Thursday, November 13, 2014

ANTI-TERROR ACT UNDER SPOTLIGHT AGAIN


A trade union leader in Swaziland whose house was raided by 30 armed police officers has been charged with sedition after they allegedly found pamphlets from banned organisations.

The Swaziland Solidarity Network (SSN), which is also banned in Swaziland, where King Mswati III rules as sub-Saharan Africa’s last absolute monarch, and political parties are not allowed to contest elections, reported, that Sifiso Mabuza, the Deputy Secretary of Siteki Branch of the Swaziland National Association of Teachers (SNAT), appeared at Siteki Magistrates Court on Wednesday (12 November 2014) and was remanded back into custody until 24 November 2014.

The Swazi Observer newspaper, which is in effect owned by King Mswati, reported Mabuza was charged with contravening the Suppression of Terrorism Act (STA). 

The newspaper said Mabuza was charged with supporting the People’s United Democratic Movement (PUDEMO) and the Swaziland Youth Congress (SWAYOCO), which it described as ‘terrorists groups’. The charge said Mabuza was in possession of 87 pamphlets of SWAYOCO, and 71 pamphlets of PUDEMO.

PUDEMO is one of a number of organizations that are making a legal challenge to the STA to have it declared unconstitutional.

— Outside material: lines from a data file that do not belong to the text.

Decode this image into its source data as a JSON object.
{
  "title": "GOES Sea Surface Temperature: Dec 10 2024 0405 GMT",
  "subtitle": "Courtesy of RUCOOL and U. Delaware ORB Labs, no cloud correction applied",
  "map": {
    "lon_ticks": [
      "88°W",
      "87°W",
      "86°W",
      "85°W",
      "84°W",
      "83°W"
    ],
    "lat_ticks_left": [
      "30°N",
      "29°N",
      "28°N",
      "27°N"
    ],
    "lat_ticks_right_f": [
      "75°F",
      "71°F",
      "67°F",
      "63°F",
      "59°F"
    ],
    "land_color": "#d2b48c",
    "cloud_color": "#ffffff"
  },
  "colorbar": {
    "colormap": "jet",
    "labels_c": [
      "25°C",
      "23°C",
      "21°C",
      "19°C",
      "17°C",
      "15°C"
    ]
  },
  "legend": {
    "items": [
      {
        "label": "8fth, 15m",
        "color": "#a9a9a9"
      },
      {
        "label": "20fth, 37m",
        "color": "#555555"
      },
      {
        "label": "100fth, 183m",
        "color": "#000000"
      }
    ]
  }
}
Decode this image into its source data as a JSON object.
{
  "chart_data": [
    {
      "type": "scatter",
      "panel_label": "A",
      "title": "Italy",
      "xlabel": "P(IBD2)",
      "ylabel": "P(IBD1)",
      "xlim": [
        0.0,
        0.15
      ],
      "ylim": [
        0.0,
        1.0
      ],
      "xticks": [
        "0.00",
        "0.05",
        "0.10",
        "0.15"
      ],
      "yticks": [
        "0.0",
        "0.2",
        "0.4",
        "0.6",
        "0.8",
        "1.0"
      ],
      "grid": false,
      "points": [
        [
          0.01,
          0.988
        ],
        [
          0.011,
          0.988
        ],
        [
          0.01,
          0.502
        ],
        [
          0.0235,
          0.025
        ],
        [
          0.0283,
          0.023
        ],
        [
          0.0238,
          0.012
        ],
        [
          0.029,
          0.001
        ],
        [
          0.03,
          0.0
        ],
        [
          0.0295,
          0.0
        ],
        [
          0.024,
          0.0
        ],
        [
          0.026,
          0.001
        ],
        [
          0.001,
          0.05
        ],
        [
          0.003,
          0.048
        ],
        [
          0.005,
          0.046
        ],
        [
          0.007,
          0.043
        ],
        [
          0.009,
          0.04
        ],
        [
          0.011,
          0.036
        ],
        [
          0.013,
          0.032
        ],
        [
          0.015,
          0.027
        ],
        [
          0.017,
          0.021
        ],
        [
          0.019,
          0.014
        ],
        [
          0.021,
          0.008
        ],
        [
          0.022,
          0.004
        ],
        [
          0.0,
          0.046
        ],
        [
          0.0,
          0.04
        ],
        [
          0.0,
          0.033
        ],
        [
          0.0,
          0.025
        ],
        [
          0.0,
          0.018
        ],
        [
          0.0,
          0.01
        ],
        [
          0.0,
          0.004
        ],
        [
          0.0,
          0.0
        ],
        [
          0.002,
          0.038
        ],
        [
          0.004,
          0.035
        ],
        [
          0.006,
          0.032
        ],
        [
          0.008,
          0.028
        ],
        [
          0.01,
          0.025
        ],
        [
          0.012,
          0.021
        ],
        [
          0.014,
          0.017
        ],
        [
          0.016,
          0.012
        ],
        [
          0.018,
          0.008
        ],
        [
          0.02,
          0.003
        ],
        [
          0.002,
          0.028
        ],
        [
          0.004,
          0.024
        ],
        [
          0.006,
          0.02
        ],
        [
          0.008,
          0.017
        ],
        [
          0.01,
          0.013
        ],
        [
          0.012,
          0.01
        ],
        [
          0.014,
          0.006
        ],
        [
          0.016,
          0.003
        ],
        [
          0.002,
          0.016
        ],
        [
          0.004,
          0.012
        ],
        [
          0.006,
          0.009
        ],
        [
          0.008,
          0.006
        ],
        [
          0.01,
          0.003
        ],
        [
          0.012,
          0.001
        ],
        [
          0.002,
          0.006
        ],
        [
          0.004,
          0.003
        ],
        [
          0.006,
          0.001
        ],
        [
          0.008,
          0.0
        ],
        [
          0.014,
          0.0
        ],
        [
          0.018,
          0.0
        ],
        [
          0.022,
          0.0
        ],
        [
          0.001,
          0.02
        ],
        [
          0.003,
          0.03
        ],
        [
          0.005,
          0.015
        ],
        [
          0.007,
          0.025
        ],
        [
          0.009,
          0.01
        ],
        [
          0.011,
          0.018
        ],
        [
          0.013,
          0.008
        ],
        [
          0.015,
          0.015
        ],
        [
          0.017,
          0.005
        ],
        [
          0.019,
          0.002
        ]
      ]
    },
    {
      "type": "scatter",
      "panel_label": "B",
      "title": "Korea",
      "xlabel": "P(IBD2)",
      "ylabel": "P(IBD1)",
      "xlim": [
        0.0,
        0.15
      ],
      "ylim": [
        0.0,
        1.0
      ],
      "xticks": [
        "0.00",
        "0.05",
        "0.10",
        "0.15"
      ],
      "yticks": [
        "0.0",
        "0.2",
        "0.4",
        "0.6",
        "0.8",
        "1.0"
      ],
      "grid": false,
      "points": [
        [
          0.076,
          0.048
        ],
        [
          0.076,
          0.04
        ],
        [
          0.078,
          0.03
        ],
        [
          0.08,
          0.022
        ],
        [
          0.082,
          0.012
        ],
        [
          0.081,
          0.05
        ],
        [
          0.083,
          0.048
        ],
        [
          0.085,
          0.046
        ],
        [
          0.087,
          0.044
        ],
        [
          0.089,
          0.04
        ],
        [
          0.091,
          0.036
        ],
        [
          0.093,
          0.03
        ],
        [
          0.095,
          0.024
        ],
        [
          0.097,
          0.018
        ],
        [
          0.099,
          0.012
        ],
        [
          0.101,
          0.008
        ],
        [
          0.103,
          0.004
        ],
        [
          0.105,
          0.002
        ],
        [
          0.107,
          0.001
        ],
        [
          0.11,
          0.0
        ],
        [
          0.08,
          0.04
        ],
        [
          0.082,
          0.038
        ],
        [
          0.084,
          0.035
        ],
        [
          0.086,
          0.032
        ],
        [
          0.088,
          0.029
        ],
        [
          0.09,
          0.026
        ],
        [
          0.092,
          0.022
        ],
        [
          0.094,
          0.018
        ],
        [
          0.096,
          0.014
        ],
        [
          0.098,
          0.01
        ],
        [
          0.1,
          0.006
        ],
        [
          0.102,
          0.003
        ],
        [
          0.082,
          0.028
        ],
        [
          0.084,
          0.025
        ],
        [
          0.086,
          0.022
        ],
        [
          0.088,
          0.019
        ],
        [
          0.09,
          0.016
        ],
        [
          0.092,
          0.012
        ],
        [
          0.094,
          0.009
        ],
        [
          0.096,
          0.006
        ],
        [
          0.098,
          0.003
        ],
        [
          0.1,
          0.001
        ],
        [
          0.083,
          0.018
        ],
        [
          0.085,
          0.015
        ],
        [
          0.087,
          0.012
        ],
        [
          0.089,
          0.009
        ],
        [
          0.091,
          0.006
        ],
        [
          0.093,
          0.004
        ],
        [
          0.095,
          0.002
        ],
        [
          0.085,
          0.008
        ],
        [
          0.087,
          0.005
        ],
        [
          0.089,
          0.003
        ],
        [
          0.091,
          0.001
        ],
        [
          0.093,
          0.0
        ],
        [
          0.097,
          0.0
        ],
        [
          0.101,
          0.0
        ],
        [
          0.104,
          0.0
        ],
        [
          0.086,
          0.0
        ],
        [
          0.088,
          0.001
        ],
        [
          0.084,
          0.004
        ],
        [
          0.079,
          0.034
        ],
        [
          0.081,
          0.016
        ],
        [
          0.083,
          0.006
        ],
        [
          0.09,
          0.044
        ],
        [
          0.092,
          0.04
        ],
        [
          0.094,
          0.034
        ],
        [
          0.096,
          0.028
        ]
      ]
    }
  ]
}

The case is expected to be heard in Swaziland High Court in December 2014.

In the past people have been charged under the STA for a number of alleged crimes, including carrying banners displaying the names of banned organisations, wearing berets or T-shirts with slogans written on them, and praising individuals who have stood up for democracy.

The STA was introduced in November 2008 following an attempted bombing of the Lozitha Bridge, near one of the King’s 13 palaces in September that year.  

Shortly after the STA came into force Amnesty International and the International Bar Association’s Human Rights Institute (IBA-HRI) called for its immediate repeal or amendment.
More recently in June 2014, the United States withdrew preferential trade rights from Swaziland because, among other things, it had not amended the STA.

In 2009, Amnesty and IBA-HRI said a number of provisions in this Act were ‘sweeping and imprecise’.

They said in a statement that the Swazi Government warned of heavy penalties for ‘associating’ with certain groups, which had been declared to be terrorist ‘entities’ under the law. They said this was ‘contributing to an atmosphere of uncertainty and of intimidation amongst a wide range of civil society organizations’.

The statement read, ‘Amnesty International and the IBA-HRI are gravely concerned that key provisions in this anti-terrorism law are inherently repressive, breach Swaziland’s obligations under international and regional human rights law and are already leading to the violation of the right to freedom of expression, association and assembly.’

The statement also said the offences under the STA were ‘defined with such over-breadth and imprecision that they place excessive restrictions on a wide range of human rights – such as freedom of thought, conscience and religion, freedom of opinion and expression, freedom of association and freedom of assembly – without adhering to the requirements of demonstrable proportionality and necessity.’